Flo mungkin tak pernah menyangka kalau statusnya di Path bakal berbuntut panjang. Berawal dari antrean di SPBU, dengan motor matic-nya, Flo ikut antre di jalur mobil.
Dianggap menyela antrean dan tak diizinkan mengisi BBM, Flo pun kesal dan menumpahkan kemarahannya di Path. Tak berselang lama, sejumlah aktivis yang mentasnamakan warga Yogyakarta bergerak melakukan demonstrasi mengecam Flo.
Mahasiswi S2 Program Studi Kenoktariatan Fakultas Hukum UGM (Universitas Gadjah Mada) ini dinilai telah menghina warga Yogyakarta. Tak hanya menggelar aksi protes di bBundaran kampus UGM, mereka kemudian melaporkan Flo ke polisi.

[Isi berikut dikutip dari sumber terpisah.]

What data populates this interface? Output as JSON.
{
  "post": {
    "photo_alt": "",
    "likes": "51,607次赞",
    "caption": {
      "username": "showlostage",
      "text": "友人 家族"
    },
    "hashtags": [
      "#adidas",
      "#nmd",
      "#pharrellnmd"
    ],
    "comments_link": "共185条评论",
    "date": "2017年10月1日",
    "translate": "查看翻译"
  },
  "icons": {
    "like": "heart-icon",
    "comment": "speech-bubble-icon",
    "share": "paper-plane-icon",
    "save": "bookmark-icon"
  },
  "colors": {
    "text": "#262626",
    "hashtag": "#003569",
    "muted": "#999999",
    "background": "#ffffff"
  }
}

Pelapor yang juga ketua LSM Jatisura Fajar Riaynto mengatakan, Florence dilaporkan terkait dugaan tindak pidana pencemaran nama baik kelompok masyarakat pasal 27 ayat 3, 28 ayat (2) UU ITE no 11 tahun 2008 Jo pasal 310 dan pasal 311 KUHP. Florence menulis di media sosial Path dengan makian kepada warga Yogyakarta.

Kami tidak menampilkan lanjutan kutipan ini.